Reclasseringsorganisaties in Nederland maken een ontwikkeling door naar vakmanschap waarin professioneel handelen en besluitvorming ingebed is in actuele vakkennis en afgestemd op de reclasseringscliënt. Dat sluit aan bij de principes van evidence-based practice (EBP) waarbij professionals in staat zijn tot het maken van weloverwogen besluiten rondom professioneel handelen op basis van wetenschappelijke kennis, professionele expertise en cliëntexpertise. De reclasseringsorganisaties hebben al verscheidene stappen gezet richting een EBP, maar ervaren daarin diverse knelpunten. Reclasseringswerkers vinden het moeilijk om op een adequate manier de verbinding tussen theorie en praktijk te maken en ervaringen van cliënten te betrekken bij het nemen van besluiten.
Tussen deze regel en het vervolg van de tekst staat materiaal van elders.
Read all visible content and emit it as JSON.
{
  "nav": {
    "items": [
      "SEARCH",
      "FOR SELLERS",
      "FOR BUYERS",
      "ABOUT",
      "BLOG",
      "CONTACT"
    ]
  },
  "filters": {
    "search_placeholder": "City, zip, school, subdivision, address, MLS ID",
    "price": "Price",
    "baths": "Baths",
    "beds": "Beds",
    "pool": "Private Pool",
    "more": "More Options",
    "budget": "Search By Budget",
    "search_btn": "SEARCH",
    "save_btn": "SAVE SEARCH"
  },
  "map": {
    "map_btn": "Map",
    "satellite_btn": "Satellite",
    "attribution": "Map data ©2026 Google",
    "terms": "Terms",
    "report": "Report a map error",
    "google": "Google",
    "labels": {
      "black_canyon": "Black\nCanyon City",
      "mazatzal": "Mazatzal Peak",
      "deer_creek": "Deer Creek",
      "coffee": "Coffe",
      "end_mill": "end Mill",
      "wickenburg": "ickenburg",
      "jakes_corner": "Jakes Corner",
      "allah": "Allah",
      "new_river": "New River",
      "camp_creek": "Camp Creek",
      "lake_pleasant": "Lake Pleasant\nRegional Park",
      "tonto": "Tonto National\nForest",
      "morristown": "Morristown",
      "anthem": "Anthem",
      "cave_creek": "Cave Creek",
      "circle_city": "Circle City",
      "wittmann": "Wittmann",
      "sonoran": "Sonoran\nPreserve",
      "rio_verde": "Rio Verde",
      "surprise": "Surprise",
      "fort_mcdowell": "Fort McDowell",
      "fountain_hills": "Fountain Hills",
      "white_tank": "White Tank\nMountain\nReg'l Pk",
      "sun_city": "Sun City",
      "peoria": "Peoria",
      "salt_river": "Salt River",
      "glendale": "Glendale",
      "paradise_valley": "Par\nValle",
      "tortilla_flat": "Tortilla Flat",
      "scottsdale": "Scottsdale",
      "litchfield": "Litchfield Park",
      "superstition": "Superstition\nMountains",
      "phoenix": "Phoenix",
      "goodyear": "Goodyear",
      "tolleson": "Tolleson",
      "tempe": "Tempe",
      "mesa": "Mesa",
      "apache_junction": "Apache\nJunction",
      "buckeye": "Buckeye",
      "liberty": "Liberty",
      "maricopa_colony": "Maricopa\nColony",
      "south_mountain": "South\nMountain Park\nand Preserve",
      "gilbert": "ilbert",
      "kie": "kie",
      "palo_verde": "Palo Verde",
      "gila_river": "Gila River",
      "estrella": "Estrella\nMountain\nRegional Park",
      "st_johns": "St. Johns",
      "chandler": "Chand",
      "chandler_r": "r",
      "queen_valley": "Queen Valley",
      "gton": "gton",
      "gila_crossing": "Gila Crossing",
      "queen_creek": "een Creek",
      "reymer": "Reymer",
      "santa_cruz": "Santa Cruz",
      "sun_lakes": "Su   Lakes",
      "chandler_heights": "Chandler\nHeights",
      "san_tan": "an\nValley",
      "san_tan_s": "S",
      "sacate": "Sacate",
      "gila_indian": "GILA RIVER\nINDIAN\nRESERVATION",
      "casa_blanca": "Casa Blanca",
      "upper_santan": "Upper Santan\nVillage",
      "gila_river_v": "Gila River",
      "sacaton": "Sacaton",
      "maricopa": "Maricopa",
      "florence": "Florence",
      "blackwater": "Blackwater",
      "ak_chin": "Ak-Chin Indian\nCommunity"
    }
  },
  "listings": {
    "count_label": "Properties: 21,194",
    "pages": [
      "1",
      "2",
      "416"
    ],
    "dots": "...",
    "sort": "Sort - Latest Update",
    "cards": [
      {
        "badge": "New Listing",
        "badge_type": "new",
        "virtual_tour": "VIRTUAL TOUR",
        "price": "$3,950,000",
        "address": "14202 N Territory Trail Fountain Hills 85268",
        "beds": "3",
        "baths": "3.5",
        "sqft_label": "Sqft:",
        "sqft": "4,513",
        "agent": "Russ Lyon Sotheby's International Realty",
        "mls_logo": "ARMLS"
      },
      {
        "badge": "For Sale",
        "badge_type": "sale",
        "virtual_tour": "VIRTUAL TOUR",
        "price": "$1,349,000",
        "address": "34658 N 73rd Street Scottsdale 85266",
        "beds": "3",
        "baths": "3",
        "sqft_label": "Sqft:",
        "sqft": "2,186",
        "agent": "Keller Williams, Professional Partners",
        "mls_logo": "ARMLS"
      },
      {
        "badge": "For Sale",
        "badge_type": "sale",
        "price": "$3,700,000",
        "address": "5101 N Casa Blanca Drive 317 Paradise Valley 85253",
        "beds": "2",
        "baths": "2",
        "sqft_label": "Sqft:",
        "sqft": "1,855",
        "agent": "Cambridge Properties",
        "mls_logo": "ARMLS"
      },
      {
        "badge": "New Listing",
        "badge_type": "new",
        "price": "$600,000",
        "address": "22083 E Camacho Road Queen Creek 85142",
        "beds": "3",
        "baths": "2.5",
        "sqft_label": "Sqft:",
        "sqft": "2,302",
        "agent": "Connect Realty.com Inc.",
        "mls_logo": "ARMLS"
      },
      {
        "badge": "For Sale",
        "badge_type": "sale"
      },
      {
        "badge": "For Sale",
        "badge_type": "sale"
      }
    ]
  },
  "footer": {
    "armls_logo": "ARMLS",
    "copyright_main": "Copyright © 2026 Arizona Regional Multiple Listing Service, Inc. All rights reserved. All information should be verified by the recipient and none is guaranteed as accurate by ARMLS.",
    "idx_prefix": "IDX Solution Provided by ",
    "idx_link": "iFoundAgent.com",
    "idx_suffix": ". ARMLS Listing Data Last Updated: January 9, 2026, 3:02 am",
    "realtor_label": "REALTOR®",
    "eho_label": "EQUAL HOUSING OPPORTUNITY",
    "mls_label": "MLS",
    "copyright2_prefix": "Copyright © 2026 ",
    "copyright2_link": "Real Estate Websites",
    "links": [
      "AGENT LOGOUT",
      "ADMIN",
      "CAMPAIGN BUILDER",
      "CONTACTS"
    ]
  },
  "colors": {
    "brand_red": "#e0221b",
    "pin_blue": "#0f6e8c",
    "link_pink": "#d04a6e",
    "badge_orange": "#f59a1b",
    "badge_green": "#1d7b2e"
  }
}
Met dit onderzoeksproject willen we, aansluitend bij bestaande ontwikkelingen in de drie landelijke reclasseringsorganisaties, bijdragen aan het doorontwikkelen van de reclasseringspraktijk naar een EBP werkwijze. Op basis van bevindingen uit praktijk en theorie ligt de focus daarbij in elk geval op het verbeteren van: a) beschikbaarheid en toepassen van wetenschappelijke kennis; b) gespreksvoering met cliënten gericht op gebruik van expertise van cliënten; c) expliciteren van tacit knowledge; d) bevorderen van gebruik van feedback, zowel van collega’s als van cliënten; e) pendelen tussen en verbinden van kennisbronnen. We doen dat in zes reclasseringsteams langs twee sporen: ontwikkelen en onderzoeken. Ontwikkelen: in ontwikkelwerkplaatsen gaan we samen met de professionals en cliënten aan de slag met het in kaart brengen van de wijze waarop EBP op dit moment vorm krijgt. Op grond daarvan gaan we met elkaar veelbelovende initiatieven doorontwikkelen en nieuwe werkwijzen ontwikkelen die kunnen bijdragen aan een EBP. Onderzoeken: we onderzoeken hoe deze werkwijzen bijdragen aan verandering van gedrag en opvattingen van reclasseringswerkers en de werkwijze in betrokken teams, passend bij een EBP. Daarnaast evalueren we in hoeverre versterking van EBP bijdraagt aan recidivebeperking en re-integratie van reclasseringscliënten.